Mezhepsiz keferelerin Allâh, İslâm ve Kur’ân DÜŞMANI olduklarına bir müşâhhas delil de, Nisan 1994’de tertib edilen bir sempozyumdur!
Ali Eren Hocaefendinin kaleminden okuyalım:
“Öğrenince dehşete kapıldım…Kur’an’da da hatalar varmış ve bazıları bunu düzeltecekmiş!
Kur’an’a ve onun Allah’ın koruması altında olduğuna inanan bir kimsenin böyle bir şeye kalkışması, bunu söyleyebilmesi, hatta düşünmesi mümkün değil.
Ama maalesef doğru ve şâhitler hayatta.
Nisan 1994…
Bursa-Gönlü Ferah Oteli’nde bir toplantı yapılıyor.
Kur’an Vakfı’nın tertiplediği toplantıda konu şu: Dinde Islâhât Yapılmalı…

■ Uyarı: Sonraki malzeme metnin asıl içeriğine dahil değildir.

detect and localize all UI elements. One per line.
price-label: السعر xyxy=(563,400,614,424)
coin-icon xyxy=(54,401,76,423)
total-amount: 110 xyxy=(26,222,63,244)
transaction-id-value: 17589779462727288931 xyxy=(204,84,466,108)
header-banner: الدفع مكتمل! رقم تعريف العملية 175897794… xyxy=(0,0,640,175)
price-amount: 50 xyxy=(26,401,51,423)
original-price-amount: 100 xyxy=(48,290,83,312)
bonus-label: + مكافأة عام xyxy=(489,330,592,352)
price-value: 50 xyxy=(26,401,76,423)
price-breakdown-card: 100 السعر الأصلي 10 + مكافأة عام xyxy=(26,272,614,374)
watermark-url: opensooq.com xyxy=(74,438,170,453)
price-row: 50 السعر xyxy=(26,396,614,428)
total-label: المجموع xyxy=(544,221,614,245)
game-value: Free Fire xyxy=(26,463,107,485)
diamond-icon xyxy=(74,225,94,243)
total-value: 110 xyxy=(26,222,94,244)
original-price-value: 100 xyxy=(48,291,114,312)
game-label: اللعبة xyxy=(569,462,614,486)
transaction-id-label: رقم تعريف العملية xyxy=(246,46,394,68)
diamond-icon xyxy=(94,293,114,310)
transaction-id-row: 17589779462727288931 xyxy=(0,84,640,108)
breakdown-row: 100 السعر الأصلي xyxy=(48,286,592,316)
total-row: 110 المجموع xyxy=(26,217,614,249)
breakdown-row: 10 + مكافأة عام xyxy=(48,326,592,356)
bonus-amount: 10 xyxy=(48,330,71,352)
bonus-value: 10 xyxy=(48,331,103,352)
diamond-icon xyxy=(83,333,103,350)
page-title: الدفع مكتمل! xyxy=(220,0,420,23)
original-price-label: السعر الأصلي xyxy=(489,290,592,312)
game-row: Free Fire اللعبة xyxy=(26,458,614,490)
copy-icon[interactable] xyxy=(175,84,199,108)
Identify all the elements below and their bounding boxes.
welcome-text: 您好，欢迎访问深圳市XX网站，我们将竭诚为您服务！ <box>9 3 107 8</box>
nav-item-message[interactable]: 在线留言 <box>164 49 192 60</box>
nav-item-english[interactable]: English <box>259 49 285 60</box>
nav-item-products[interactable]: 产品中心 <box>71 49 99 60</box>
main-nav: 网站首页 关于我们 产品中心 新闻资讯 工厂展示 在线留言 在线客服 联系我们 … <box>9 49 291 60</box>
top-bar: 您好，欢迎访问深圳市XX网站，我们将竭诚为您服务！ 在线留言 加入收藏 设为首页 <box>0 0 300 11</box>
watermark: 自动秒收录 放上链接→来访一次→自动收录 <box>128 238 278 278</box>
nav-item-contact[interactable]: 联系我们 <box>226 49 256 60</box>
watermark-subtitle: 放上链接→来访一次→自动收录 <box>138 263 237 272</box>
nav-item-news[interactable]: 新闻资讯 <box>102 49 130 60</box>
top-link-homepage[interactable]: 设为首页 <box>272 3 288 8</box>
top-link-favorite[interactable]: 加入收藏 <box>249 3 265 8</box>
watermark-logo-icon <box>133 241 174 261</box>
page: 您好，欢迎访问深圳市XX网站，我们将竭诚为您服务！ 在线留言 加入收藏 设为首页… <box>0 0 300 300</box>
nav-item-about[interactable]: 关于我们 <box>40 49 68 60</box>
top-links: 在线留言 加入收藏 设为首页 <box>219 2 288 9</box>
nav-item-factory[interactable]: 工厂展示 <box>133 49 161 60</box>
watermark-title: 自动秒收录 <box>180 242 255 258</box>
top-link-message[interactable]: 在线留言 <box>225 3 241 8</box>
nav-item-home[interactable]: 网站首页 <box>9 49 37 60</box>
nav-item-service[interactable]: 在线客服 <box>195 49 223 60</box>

Lügatlar, “Islâhât” kelimesi hakkında şunları yazıyor:
ISLÂHÂT: Düzeltme, iyileştirme işleri, reform. Eksik ve kusurlarını giderme, tamamlama. Kötü yönlerini düzelterek mükemmel bir hale getirme.
İlâhiyatçılarımız, İslam ve Kur’an hakkında işte bunu yapmayı düşünüyorlar.
Kur’an’ın ve İslâm’ın eksik ve kusurlarını düzelteceklermiş.
Dikkat!
Yukarıdaki kelimeler içinde “reform” da geçiyor.
Olmasa bile, diğer kelimeler de aynı manayı taşıyor zaten…
Rabbimiz ne buyuruyooor, onlar ne diyor!..
Peygamberimiz’in Veda Haccı’nda, yani hayatının son günlerinde, “Bugün dininizi kemâle erdirdim; size nimetimi tamamladım. Sizin için İslâm’ı din olarak beğenip seçtim” buyuruyor. (Mâide Sûresi, 3)
Bazıları da kalkmış, Allah’ın “tamamladım” buyurduğu dinin, eksiklerini tamamlayacaklarını söylüyorlar.
Kimler?
İlâhiyat profesörleri…
Daha önce de kaç kere demiştik ya… İllallah bu tip ilâhiyatçılardan.
Bu memlekette senelerdir “Dinde reform yapılmalı” teranelerini duyar dururuz.
Ama yapılamaz; yapılmaya kalkışılsa da Müslümanlar hem kabul etmez, hem de itiraz ederler. Yapmak isteyenler bunu çok iyi bilmektedirler.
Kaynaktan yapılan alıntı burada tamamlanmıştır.